Yesterday was a day after a night when my sleep wasn’t enough. As I’ve said here, I really feel that. It f—s with me physically, mentally, emotionally, psychically…you name it-ally.
I reached out to a few friends, because one of the mentally effects was that I can blame myself for my sleep challenges. Rationally, I pretty much know that’s not true (I’m being honest), but when the lack of sleep messes with my ability to function and be rational, I get caught in it and somehow think it’s because of something I’ve done or haven’t done or haven’t done well enough. Or some life lesson I have to learn, that I haven’t learned yet.
I would never blame you if you weren’t sleeping well enough. I wouldn’t wonder what you hadn’t done right. Or what issue or old challenge/fear you hadn’t worked through yet. What you were ignoring or repressing.
But when I’m not well, I can do it with me.
I asked my friends for help.

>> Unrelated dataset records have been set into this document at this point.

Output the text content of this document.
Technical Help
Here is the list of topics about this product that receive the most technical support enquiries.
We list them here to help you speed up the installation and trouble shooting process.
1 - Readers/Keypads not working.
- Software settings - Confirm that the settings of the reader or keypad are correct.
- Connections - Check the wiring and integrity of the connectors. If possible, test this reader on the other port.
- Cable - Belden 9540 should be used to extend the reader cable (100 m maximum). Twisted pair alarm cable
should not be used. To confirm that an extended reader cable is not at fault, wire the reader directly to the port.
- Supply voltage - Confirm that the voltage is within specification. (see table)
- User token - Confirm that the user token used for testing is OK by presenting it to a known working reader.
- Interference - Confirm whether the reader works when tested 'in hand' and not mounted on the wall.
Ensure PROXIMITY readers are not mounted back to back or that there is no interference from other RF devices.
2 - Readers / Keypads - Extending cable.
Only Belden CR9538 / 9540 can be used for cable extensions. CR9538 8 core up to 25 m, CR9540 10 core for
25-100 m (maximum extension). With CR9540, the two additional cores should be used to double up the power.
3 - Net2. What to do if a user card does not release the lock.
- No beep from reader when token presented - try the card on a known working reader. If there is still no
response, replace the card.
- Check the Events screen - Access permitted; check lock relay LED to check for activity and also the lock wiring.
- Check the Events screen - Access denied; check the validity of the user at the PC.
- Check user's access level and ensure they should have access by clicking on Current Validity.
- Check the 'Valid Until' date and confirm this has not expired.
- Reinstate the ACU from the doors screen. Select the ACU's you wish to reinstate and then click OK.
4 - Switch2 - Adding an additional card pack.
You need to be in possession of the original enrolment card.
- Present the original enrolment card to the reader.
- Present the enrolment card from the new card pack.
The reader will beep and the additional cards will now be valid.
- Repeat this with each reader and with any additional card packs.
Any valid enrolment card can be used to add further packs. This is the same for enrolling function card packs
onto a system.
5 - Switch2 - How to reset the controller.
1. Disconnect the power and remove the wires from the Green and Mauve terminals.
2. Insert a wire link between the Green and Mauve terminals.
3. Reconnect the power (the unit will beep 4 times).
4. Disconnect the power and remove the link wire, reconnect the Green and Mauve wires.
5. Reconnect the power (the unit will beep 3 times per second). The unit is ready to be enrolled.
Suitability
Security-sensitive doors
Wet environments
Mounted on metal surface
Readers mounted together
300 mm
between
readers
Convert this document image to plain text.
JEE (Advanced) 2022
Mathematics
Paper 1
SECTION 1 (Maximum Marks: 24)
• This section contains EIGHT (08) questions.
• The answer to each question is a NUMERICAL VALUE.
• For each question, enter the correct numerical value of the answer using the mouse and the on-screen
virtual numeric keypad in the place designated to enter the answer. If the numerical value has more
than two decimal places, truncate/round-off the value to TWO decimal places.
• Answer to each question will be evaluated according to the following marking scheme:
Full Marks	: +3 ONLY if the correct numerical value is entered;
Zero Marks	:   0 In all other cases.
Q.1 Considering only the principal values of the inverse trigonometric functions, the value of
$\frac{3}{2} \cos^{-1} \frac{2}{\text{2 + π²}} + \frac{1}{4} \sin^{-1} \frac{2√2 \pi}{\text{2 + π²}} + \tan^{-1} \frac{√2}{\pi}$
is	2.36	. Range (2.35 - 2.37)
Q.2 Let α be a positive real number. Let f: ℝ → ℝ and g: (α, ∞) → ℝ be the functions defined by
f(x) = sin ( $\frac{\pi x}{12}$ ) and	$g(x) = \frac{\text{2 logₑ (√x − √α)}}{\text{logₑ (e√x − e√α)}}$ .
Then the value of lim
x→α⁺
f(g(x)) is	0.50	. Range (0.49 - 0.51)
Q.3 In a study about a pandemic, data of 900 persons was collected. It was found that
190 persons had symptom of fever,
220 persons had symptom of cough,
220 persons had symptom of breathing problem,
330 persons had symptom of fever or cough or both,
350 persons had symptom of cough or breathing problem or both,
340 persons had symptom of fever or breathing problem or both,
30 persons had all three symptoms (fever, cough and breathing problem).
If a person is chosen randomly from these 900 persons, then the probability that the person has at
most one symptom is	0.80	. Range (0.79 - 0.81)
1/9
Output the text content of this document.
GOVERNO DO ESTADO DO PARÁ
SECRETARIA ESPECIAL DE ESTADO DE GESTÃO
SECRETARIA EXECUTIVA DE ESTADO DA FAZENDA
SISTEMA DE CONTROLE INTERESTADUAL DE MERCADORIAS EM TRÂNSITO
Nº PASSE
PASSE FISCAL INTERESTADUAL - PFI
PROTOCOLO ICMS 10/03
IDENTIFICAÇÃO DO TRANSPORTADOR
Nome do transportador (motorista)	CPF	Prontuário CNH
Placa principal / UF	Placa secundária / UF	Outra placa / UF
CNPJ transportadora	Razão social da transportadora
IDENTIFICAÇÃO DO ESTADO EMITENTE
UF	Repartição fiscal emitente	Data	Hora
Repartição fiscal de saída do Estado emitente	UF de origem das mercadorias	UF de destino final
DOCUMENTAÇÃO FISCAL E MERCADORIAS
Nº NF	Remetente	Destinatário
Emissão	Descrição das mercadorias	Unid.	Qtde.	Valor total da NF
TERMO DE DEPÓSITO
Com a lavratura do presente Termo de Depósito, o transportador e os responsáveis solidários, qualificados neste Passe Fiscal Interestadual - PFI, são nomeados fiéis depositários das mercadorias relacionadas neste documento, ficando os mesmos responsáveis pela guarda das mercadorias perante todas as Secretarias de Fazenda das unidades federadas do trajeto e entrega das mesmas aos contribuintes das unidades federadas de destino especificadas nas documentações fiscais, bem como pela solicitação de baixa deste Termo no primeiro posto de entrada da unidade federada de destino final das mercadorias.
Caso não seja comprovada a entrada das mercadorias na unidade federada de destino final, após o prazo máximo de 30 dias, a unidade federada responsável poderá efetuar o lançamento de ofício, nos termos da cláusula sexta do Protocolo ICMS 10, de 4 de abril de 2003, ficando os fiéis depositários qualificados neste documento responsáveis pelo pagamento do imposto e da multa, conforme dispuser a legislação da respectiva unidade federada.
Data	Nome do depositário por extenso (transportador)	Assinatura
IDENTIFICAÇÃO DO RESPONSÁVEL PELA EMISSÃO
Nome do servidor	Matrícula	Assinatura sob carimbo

I knew – I remembered – that my sleep challenges weren’t my “fault” and that the shame I was feeling was mis-felt. Based on misassumptions. Based on old lies and tapes in my head. And very very harsh to me.
What do you know, they all reminded me of what I knew. They all pulled me back to my self-compassion. My self-love. My new truth.
They all offered a few tools and tips and ideas for when I got caught in this. (Ping me if you want me to share a few with you.)
And they all called out my tendency to minimize.
Again, one of my survival coping mechanisms was (is) my ability to push through and do whatever needs to be done pretty much no matter what. And wrapped into that mechanism – which saved my life, which can still serve me, and which I no longer need or want in the same way – is my tendency to minimize what I’m experiencing, or dealing with, or going through.
I can still minimize the complex trauma of my childhood. I can still brush it off when people are a bit knocked over when they first hear my story. I am working on that, and it’s still my first impulse.
I also can – and do – minimize what I’ve just gone through and am going through now.
My friends pointed out to me that any one of the tough situations alone would be enough to take someone down…and definitely enough to challenge their sleep.
It is a gift to have this coping mechanism when I really need it. I’m sure it’s what helped me move through everything in the last year as “well’ as I did. And it’s a learning to realize I don’t need it all the time.
I can ask for (even more) help. (I am getting pretty good at this actually.)
I can be (even more) gentle with myself. I can give myself (even more) permission to feel joy, even when joy is harder to find and feel when I’m affected by the sleep.
I can acknowledge how hard it was. How hard it’s been. How hard it is now. I can hold this duality and be mindful and present and caring with myself.
I can say NO to minimizing and YES to love and self-compassion. I can practice this every single day.